Former Providence Journal editorial page editor Robert Whitcomb raises an area of perpetual misperception in his latest GoLocalProv column:
The nearly $300,000 in compensation that Rhode Island gubernatorial candidate Matt Brown drew as head of a small anti-nuclear-proliferation nonprofit called Global Zero ($2 million-a-year budget) reminds me of how much many execs of many small nonprofits expect to earn these days. It used to be that most people running nonprofits expected to be paid modestly, with as much money as possible going into an organization’s direct programs. Nonprofit executives took lower pay than they could get in private business in return for the satisfactions of public service. Indeed, we used to have “dollar-a-year men’’ – people with personal wealth who were willing to run nonprofits or some government operations basically for free.

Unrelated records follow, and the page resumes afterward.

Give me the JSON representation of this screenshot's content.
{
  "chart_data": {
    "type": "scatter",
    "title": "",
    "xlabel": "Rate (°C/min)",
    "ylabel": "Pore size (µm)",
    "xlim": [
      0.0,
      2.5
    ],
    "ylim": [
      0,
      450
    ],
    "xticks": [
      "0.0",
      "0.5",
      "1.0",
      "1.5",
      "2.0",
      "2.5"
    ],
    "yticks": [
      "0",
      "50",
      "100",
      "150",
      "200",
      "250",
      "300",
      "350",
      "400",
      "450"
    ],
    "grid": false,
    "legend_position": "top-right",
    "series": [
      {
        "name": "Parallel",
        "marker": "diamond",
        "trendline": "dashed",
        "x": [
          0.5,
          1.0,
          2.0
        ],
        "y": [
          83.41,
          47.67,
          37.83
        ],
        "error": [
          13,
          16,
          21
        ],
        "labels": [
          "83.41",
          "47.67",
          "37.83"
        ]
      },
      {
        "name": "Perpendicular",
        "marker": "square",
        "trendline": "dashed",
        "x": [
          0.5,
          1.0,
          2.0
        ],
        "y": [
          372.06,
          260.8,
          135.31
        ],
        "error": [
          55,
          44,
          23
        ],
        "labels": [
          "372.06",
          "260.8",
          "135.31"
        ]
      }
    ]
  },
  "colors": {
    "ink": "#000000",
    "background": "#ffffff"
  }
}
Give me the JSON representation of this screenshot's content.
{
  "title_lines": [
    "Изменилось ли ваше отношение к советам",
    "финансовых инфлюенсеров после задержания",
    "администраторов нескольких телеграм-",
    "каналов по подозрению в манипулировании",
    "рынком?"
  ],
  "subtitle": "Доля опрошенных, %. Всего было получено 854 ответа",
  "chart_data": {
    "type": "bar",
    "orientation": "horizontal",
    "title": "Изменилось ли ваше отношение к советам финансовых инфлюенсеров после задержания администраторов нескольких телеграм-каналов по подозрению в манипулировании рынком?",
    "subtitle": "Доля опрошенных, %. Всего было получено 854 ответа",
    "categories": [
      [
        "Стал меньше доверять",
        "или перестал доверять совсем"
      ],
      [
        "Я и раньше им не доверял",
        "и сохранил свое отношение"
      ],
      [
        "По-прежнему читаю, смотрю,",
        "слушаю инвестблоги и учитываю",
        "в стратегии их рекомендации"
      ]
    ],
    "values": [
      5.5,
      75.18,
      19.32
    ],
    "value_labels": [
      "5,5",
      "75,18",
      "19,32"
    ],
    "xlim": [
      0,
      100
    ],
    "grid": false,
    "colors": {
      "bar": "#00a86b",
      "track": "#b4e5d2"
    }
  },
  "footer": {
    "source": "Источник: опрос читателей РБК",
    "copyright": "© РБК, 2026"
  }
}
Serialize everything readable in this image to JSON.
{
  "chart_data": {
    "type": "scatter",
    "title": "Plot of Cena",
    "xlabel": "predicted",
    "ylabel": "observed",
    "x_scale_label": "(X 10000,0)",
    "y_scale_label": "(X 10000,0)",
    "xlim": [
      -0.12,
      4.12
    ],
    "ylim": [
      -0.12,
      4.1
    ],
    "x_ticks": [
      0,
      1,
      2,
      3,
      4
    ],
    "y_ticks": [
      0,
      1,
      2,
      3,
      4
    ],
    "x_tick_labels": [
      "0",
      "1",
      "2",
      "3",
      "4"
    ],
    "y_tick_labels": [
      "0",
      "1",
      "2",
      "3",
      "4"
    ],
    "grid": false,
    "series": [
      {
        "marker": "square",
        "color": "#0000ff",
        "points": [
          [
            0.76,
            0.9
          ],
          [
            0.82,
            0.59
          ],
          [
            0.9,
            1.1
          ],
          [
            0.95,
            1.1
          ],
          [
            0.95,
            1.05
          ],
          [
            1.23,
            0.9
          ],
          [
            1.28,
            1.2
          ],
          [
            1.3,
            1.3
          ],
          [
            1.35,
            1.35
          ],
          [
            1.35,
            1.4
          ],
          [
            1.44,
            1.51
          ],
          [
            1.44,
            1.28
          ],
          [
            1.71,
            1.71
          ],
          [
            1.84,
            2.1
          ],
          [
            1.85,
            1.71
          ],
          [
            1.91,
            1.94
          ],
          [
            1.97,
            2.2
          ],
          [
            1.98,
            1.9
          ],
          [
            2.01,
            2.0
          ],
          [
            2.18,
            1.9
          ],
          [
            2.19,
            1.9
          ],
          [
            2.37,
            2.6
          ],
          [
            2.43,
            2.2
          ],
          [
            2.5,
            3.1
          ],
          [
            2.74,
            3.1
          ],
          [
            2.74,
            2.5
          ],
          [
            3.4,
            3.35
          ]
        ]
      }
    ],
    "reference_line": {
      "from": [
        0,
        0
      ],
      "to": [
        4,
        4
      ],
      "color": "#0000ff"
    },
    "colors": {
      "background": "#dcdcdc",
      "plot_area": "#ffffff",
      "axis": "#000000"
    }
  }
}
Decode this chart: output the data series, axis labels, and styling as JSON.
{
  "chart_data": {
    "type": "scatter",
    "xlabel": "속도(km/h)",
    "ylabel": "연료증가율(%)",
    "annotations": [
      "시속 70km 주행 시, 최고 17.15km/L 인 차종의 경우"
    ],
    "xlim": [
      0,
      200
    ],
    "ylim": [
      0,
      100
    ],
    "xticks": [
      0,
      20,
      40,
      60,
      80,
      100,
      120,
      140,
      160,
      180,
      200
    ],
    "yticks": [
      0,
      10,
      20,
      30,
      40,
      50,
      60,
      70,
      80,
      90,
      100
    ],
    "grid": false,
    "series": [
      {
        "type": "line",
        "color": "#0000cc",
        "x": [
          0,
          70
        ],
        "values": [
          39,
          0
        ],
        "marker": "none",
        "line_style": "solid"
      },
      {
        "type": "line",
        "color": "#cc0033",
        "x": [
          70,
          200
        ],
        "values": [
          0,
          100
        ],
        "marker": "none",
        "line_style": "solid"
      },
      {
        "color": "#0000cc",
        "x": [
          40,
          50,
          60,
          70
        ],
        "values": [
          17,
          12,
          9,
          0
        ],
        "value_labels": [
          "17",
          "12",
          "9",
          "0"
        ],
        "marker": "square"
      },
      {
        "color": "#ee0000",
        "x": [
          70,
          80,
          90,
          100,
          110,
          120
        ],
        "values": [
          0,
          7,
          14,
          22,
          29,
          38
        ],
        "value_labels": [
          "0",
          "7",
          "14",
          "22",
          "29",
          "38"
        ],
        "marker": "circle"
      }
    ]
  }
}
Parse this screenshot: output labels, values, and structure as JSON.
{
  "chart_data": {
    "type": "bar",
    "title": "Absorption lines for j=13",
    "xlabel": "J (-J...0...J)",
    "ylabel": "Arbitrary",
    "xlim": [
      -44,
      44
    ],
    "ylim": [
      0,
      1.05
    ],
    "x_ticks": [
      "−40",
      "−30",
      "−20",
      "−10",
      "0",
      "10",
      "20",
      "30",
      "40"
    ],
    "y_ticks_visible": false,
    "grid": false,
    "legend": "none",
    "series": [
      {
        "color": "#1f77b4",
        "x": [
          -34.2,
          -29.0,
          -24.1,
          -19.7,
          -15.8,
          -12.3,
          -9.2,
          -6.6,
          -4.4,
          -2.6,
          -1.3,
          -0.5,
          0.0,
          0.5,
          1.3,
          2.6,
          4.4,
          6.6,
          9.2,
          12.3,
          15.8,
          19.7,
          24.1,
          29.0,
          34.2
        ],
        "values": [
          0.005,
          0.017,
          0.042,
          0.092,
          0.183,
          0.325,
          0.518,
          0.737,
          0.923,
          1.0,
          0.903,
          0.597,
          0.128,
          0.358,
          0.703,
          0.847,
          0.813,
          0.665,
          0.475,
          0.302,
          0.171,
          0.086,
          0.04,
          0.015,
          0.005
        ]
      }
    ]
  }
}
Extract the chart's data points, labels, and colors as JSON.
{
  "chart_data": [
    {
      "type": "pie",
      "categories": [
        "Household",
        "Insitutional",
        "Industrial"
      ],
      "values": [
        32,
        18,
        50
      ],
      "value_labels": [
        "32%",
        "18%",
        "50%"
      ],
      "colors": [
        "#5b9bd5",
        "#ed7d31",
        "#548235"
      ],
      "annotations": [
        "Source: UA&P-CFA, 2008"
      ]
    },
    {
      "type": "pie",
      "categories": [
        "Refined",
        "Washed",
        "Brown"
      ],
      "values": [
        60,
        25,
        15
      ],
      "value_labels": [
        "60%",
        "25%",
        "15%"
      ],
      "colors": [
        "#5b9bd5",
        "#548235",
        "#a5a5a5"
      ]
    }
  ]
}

But now many nonprofit boards – including those of schools — feel that they must pay their executives compensation similar to that of profitable businesses. And their executives aren’t embarrassed to take it. For example, consider that many small private schools pay their heads hundreds of thousands of dollars a year, along with free housing and other perks.
I remember being shocked years back when I began to learn how lucrative working for non-profits could be. (Unfortunately, not including my own!) People still have this notion that non-profits are essentially charitable enterprises that compensate their employees in large part through their sense of purpose.
A number of these clichés persist, like the college professor’s being a modestly paid entry into higher society or school teachers being lamentably paid. In those cases, the unionization of the latter half of the last century changed the reality, at least for government employees, and when it comes to non-profits those working on public policy — that is, connected indirectly to government’s activities — tend to be particularly well paid.